Haynes' neuere Studien

Mit Blick auf die Länge des Artikels will ich allmählich zum Ende kommen. In Haynes' und Eckoldts Kapitel über den freien Willen werden aber noch zwei Versuche aus Haynes' eigener Forschungsgruppe besprochen, die hier erwähnt werden müssen.

Beim ersten Experiment führten die Forscher eine neuere Variante von Libets Versuch im Kernspintomographen durch; das ist übrigens laut Google Scholar Haynes' meistzitierte Arbeit (Soon et al., 2008).

Im Buch schreiben die Autoren von der Innovation, den Versuchspersonen zwei Optionen anzubieten: einen Knopf mit links oder rechts drücken. Das sei eine "entscheidende Verbesserung" (S. 169) gegenüber Libet. Zwei Optionen gab es aber auch schon in den 1980ern: 1982, weil die Versuchspersonen manchmal dem Drang nicht nachgaben, ergo die Hand nicht bewegten; 1983 die M- und M-Veto-Bedingungen, wobei diese aber aufgrund des Versuchsaufbaus von außen vorgegeben werden mussten.

Der Sinn der neuen Untersuchung: "Die Frage war, ob der Computer die Entscheidung aus den Hirnaktivitätsmustern vorhersagen konnte, noch bevor die Person selber glaubte, sich entschieden zu haben" (S. 169-171). Der Titel der neuen Studie verrät die Antwort: "Unbewusste Determinanten freier Entscheidungen im menschlichen Gehirn."

Die alte Geschichte, dass (unbewusste) Gehirnaktivierung den (bewussten) Willen bestimmt, wurde damit wieder aufgewärmt. Diesmal stehe die Entscheidung nicht nur 300 Millisekunden vorher fest, wie bei Libet (was allerdings falsch ist, wie wir gesehen haben), sondern mindestens 7 Sekunden!

In aller Kürze sei hier gesagt, dass die Hirnforscher gar nicht wissen, ob ihre Signale wirklich mit unbewussten Prozessen zusammenhängen. Sie merken offenbar keinen Widerspruch, wo sie selbst von einem "Netzwerk höherstufiger Kontrolle" sprechen, das vor allem Gebiete im Frontalhirn und Precuneus umfasst.

Neurologisch gesehen passt das vielmehr zur bewussten Steuerung der Aufgabe. Und das war ja die Aufgabe für die Teilnehmer: Irgendwann "spontan" einen der beiden Knöpfe zu drücken, wenn sie einen "Drang" dazu spürten. Zusätzlich mussten sie, wie bei Libet, auf eine Zeitmarke (diesmal eine Reihe von Konsonanten statt des Zeigers) achten. Die brauchten die Forscher für die Auswertung der Daten.
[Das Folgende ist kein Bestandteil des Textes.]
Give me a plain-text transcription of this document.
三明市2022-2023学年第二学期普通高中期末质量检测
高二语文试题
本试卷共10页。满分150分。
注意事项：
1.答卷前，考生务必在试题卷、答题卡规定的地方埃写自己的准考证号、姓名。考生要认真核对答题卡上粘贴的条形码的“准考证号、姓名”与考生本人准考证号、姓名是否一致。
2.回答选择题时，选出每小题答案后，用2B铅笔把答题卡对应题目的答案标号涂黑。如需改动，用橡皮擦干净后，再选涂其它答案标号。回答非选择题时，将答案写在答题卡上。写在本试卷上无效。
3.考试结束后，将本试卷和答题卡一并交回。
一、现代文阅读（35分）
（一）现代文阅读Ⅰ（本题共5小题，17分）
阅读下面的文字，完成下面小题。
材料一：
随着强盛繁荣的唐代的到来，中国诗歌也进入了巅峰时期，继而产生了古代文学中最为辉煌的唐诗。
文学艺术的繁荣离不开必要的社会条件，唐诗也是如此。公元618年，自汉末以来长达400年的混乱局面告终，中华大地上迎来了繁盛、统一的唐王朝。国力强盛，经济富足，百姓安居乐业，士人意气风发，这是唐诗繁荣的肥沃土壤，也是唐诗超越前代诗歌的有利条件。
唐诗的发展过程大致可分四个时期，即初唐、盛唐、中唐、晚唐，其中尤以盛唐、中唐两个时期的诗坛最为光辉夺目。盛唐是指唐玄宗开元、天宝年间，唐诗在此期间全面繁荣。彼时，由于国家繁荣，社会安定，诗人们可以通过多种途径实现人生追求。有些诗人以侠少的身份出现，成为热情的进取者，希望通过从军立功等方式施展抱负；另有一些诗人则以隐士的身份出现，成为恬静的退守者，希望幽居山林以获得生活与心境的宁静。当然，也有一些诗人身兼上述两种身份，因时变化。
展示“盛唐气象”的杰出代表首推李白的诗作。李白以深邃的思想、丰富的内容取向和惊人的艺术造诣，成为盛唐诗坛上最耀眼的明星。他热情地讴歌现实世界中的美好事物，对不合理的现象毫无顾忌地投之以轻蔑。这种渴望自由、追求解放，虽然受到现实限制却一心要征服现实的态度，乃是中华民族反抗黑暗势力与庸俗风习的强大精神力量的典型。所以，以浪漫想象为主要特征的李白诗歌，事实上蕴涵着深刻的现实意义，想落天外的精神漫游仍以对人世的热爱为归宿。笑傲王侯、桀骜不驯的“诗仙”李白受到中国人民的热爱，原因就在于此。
Es ist schon etwas unfair, die Versuchsperson dazu zu zwingen, den Moment der bewussten Entscheidung auf einen festen Zeitpunkt zu fixieren - und alles davor schlichtweg als "unbewusst" zu definieren. Praktisch ist es allemal, sicher für die griffige Schlagzeile der unbewussten Determinierung des Menschen. Diese lässt sich wieder mit angeblichen Folgen für unsere Rechtsordnung verknüpfen, wofür die Nature-Redaktion begleitend zur Studie sorgte.

Das Vorgehen ist aber auch in sich unschlüssig: einerseits unsere innere Wahrnehmung (Introspektion) grundlegend in Zweifel zu ziehen, andererseits die Auswertung entscheidend von der inneren Wahrnehmung der Versuchspersonen abhängig zu machen. Ja was denn nun? Funktioniert unser Bewusstsein zuverlässig oder nicht? Hier rächt sich auch, dass man Introspektion in Psychologie und Hirnforschung im 20. Jahrhundert so stiefmütterlich behandelte, wie ich im zweiten Teil schrieb.